Faulty gene destroys nerve membrane
doi:10.1038/nindia.2011.167 Published online 17 November 2011
Researchers have identified new genetic mutations in Indian patients suffering from X-linked adrenoleukodystrophy (X-ALD), a disease that progressively destroys the fatty membrane of nerve cells in the brain and spinal cord. The mutations have been linked to X ALD, thus providing clues to the early diagnosis of X ALD.
X ALD mainly affects the nervous system and the adrenal glands. Children with the cerebral form of X ALD experience learning and behavioural problems that usually appear by the age of 10. The principal biochemical abnormality in X ALD is increased levels of saturated very-long-chain fatty acids, which is caused by mutations in the ABCD1 gene. Globally, X-ALD affects one in 14,000, making it one of the most prevalent nerve diseases.
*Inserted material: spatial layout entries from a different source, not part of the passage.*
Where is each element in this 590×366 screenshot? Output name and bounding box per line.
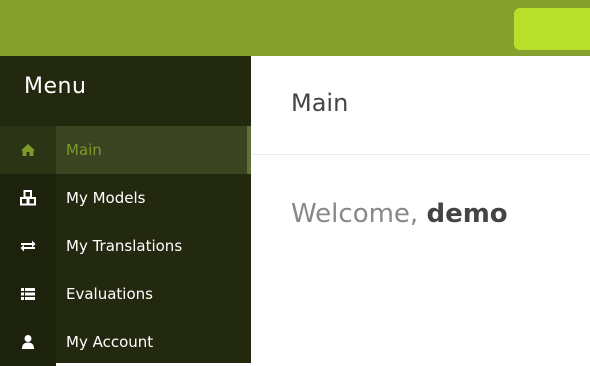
sidebar: Menu Main My Models My Translations Eval… bbox=[0, 56, 251, 366]
sidebar-item-label: Evaluations bbox=[66, 285, 153, 303]
welcome-message: Welcome, demo bbox=[291, 199, 508, 229]
sidebar-item-label: My Account bbox=[66, 333, 154, 351]
sidebar-item-label: My Models bbox=[66, 189, 146, 207]
menu-items: Main My Models My Translations Evaluatio… bbox=[0, 126, 251, 366]
cubes-icon bbox=[20, 190, 36, 206]
list-icon bbox=[21, 288, 35, 300]
user-icon bbox=[22, 335, 34, 349]
welcome-prefix: Welcome, bbox=[291, 199, 427, 229]
menu-title: Menu bbox=[24, 74, 87, 99]
top-bar-button[interactable] bbox=[514, 8, 590, 50]
sidebar-item-label: My Translations bbox=[66, 237, 183, 255]
sidebar-item-label: Main bbox=[66, 141, 102, 159]
divider bbox=[251, 154, 590, 155]
home-icon bbox=[21, 144, 35, 156]
exchange-icon bbox=[20, 240, 36, 252]
sidebar-item-my-account[interactable]: My Account bbox=[0, 318, 251, 366]
username: demo bbox=[426, 199, 508, 229]
sidebar-item-my-models[interactable]: My Models bbox=[0, 174, 251, 222]
page-title: Main bbox=[291, 89, 349, 117]
sidebar-item-evaluations[interactable]: Evaluations bbox=[0, 270, 251, 318]
sidebar-item-my-translations[interactable]: My Translations bbox=[0, 222, 251, 270]
sidebar-item-main[interactable]: Main bbox=[0, 126, 251, 174]
top-bar bbox=[0, 0, 590, 56]
main-content: Main Welcome, demo bbox=[251, 56, 590, 363]
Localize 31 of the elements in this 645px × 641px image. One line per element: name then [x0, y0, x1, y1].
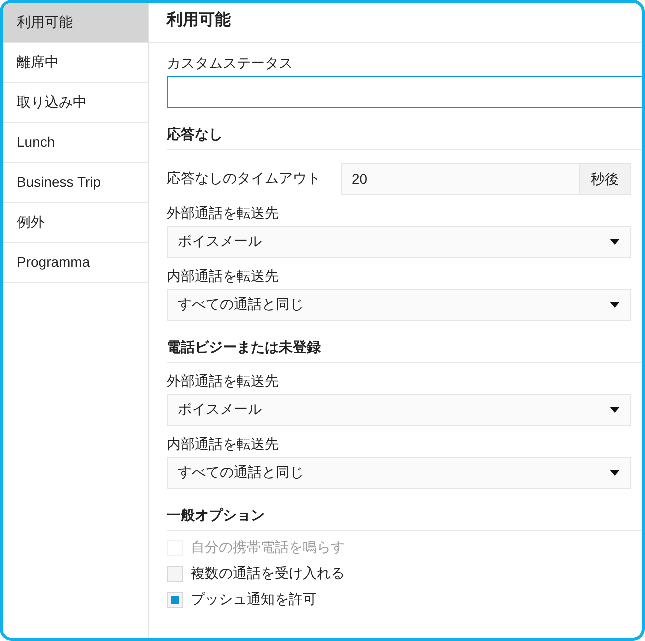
sidebar-item[interactable]: Lunch	[3, 123, 148, 163]
sidebar-item[interactable]: 離席中	[3, 43, 148, 83]
section-heading: 一般オプション	[167, 507, 642, 531]
section-heading: 電話ビジーまたは未登録	[167, 339, 642, 363]
caret-icon	[610, 407, 620, 413]
checkbox[interactable]	[167, 566, 183, 582]
field-label: 外部通話を転送先	[167, 205, 280, 223]
field-label: 応答なしのタイムアウト	[167, 170, 322, 188]
sidebar-item[interactable]: 利用可能	[3, 3, 148, 43]
field-label: 内部通話を転送先	[167, 268, 280, 286]
sidebar-item[interactable]: 例外	[3, 203, 148, 243]
field-label: 外部通話を転送先	[167, 373, 280, 391]
sidebar-item[interactable]: Business Trip	[3, 163, 148, 203]
checkbox-label: 複数の通話を受け入れる	[191, 565, 345, 583]
dropdown[interactable]: ボイスメール	[167, 394, 631, 426]
checkbox-label: プッシュ通知を許可	[191, 591, 317, 609]
checkbox[interactable]	[167, 592, 183, 608]
input-field[interactable]	[167, 76, 642, 108]
caret-icon	[610, 239, 620, 245]
dropdown[interactable]: ボイスメール	[167, 226, 631, 258]
dropdown[interactable]: すべての通話と同じ	[167, 289, 631, 321]
sidebar-item[interactable]: Programma	[3, 243, 148, 283]
page-title: 利用可能	[149, 3, 642, 43]
sidebar-item[interactable]: 取り込み中	[3, 83, 148, 123]
field-label: 内部通話を転送先	[167, 436, 280, 454]
caret-icon	[610, 470, 620, 476]
checkbox-label: 自分の携帯電話を鳴らす	[191, 539, 345, 557]
field-label: カスタムステータス	[167, 55, 294, 73]
dropdown[interactable]: すべての通話と同じ	[167, 457, 631, 489]
caret-icon	[610, 302, 620, 308]
section-heading: 応答なし	[167, 126, 642, 150]
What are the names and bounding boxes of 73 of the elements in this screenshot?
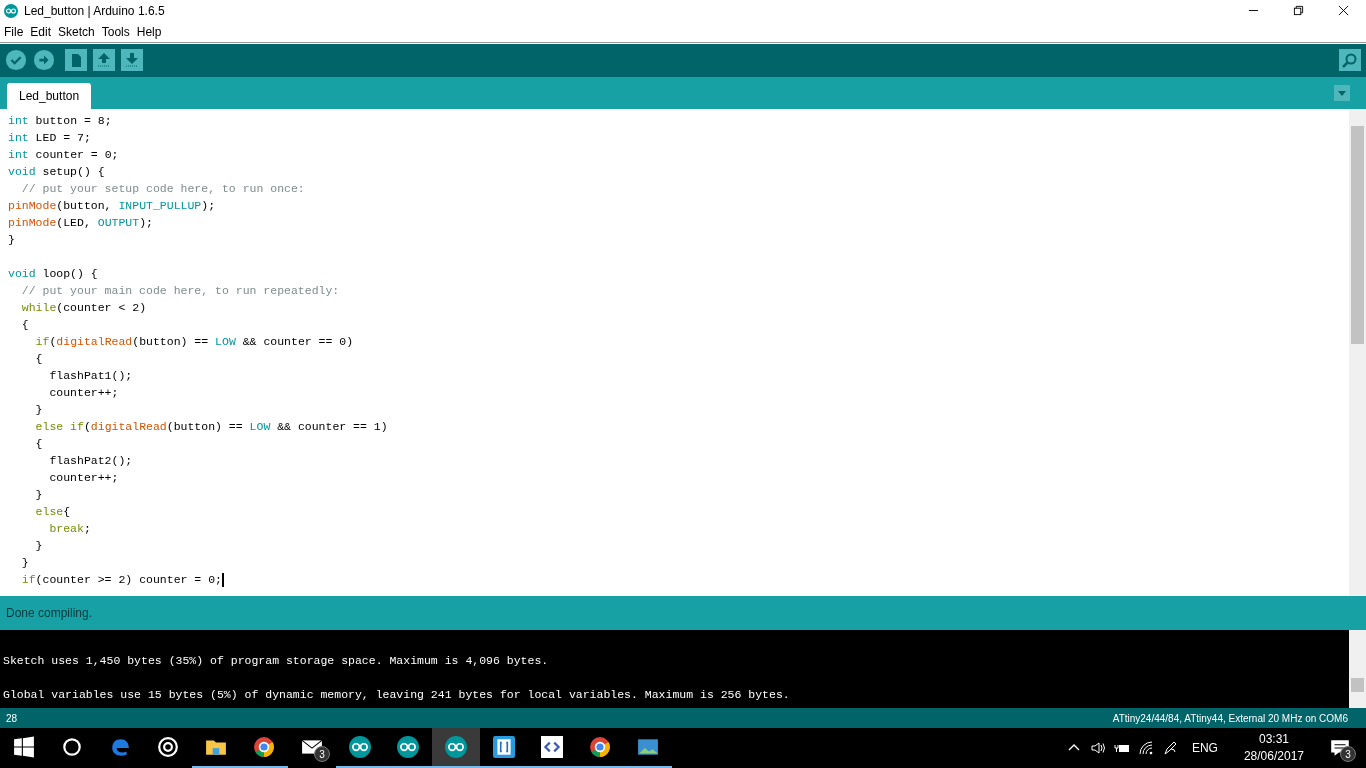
disc-icon[interactable] (157, 736, 179, 758)
code-line: } (34, 401, 43, 418)
close-icon[interactable] (1338, 5, 1349, 17)
browser-icon[interactable] (253, 736, 275, 758)
window-title: Led_button | Arduino 1.6.5 (24, 4, 166, 18)
up-arrow-button[interactable] (93, 49, 115, 72)
taskbar-button[interactable]: 3 (288, 728, 336, 768)
circle-icon[interactable] (61, 736, 83, 758)
infinity-logo-icon[interactable] (445, 736, 467, 758)
restore-icon[interactable] (1293, 5, 1304, 17)
pen-icon[interactable] (1161, 740, 1178, 756)
code-line: break; (48, 520, 91, 537)
code-line: void setup() { (8, 163, 105, 180)
code-line: { (34, 350, 43, 367)
landscape-icon[interactable] (637, 736, 659, 758)
serial-monitor-button[interactable] (1339, 49, 1361, 72)
menu-item[interactable]: Edit (30, 24, 52, 39)
code-line: int LED = 7; (8, 129, 91, 146)
board-info: ATtiny24/44/84, ATtiny44, External 20 MHz on COM6 (1112, 712, 1348, 724)
code-line: { (20, 316, 29, 333)
brackets-icon[interactable] (493, 736, 515, 758)
count-badge: 3 (1340, 746, 1356, 762)
code-icon[interactable] (541, 736, 563, 758)
line-number: 28 (6, 712, 18, 724)
status-message: Done compiling. (6, 606, 93, 621)
menu-item[interactable]: File (4, 24, 24, 39)
code-line: void loop() { (8, 265, 98, 282)
code-line: // put your main code here, to run repeatedly: (20, 282, 340, 299)
console-line: Sketch uses 1,450 bytes (35%) of program storage space. Maximum is 4,096 bytes. (3, 653, 549, 670)
code-line: { (34, 435, 43, 452)
scrollbar[interactable] (1349, 108, 1366, 597)
menu-item[interactable]: Help (136, 24, 162, 39)
code-line: pinMode(LED, OUTPUT); (8, 214, 153, 231)
code-line: } (8, 231, 15, 248)
code-line: } (34, 486, 43, 503)
console-line: Global variables use 15 bytes (5%) of dynamic memory, leaving 241 bytes for local variables. Maximum is 256 bytes. (3, 687, 790, 704)
letter-e-icon[interactable] (109, 736, 131, 758)
dropdown-button[interactable] (1334, 84, 1350, 101)
code-line: counter++; (48, 384, 119, 401)
infinity-logo-icon[interactable] (397, 736, 419, 758)
document-button[interactable] (65, 49, 87, 72)
code-line: int button = 8; (8, 112, 112, 129)
clock[interactable]: 03:31 28/06/2017 (1243, 731, 1304, 765)
console-scrollbar[interactable] (1349, 630, 1366, 709)
browser-icon[interactable] (589, 736, 611, 758)
code-line: flashPat2(); (48, 452, 133, 469)
code-line: if(digitalRead(button) == LOW && counter == 0) (34, 333, 354, 350)
menu-item[interactable]: Sketch (58, 24, 95, 39)
code-line: pinMode(button, INPUT_PULLUP); (8, 197, 216, 214)
taskbar-button[interactable] (432, 728, 480, 768)
code-line: while(counter < 2) (20, 299, 147, 316)
code-line: int counter = 0; (8, 146, 119, 163)
arduino-logo-icon (4, 4, 18, 18)
menu-item[interactable]: Tools (101, 24, 130, 39)
notifications-button[interactable]: 3 (1324, 728, 1356, 768)
code-line: flashPat1(); (48, 367, 133, 384)
code-line: counter++; (48, 469, 119, 486)
code-line: if(counter >= 2) counter = 0; (20, 571, 224, 588)
speaker-icon[interactable] (1089, 740, 1106, 756)
wifi-icon[interactable] (1137, 740, 1154, 756)
language-indicator[interactable]: ENG (1191, 741, 1218, 755)
code-line: else{ (34, 503, 71, 520)
code-line: // put your setup code here, to run once: (20, 180, 305, 197)
code-line: } (34, 537, 43, 554)
code-line: else if(digitalRead(button) == LOW && counter == 1) (34, 418, 388, 435)
down-arrow-button[interactable] (121, 49, 143, 72)
checkmark-button[interactable] (5, 49, 27, 72)
infinity-logo-icon[interactable] (349, 736, 371, 758)
windows-logo-icon[interactable] (13, 736, 35, 758)
sketch-tab[interactable]: Led_button (7, 82, 92, 109)
count-badge: 3 (314, 746, 330, 762)
code-line: } (20, 554, 29, 571)
right-arrow-button[interactable] (33, 49, 55, 72)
To date, no molecular and mutational data on X ALD has been available in India. In the hope of pinning down new disease-causing mutations, the researchers looked at genetic mutations in the ABCD1 genes for 20 Indian patients suffering from X ALD. They also performed prenatal diagnosis in one family using a sample of chorionic villi (part of the border between maternal and fetal blood during pregnancy) at 12 weeks of pregnancy.
The researchers identified four novel mutations and six mutations in the ABCD1 genes of the X ALD patients. The study showed that these mutations could be linked to X ALD.
The researchers say that the study successfully identifies the mutation spectrum of Indian X ALD patients, enabling accurate genetic counselling, carrier detection and prenatal diagnosis.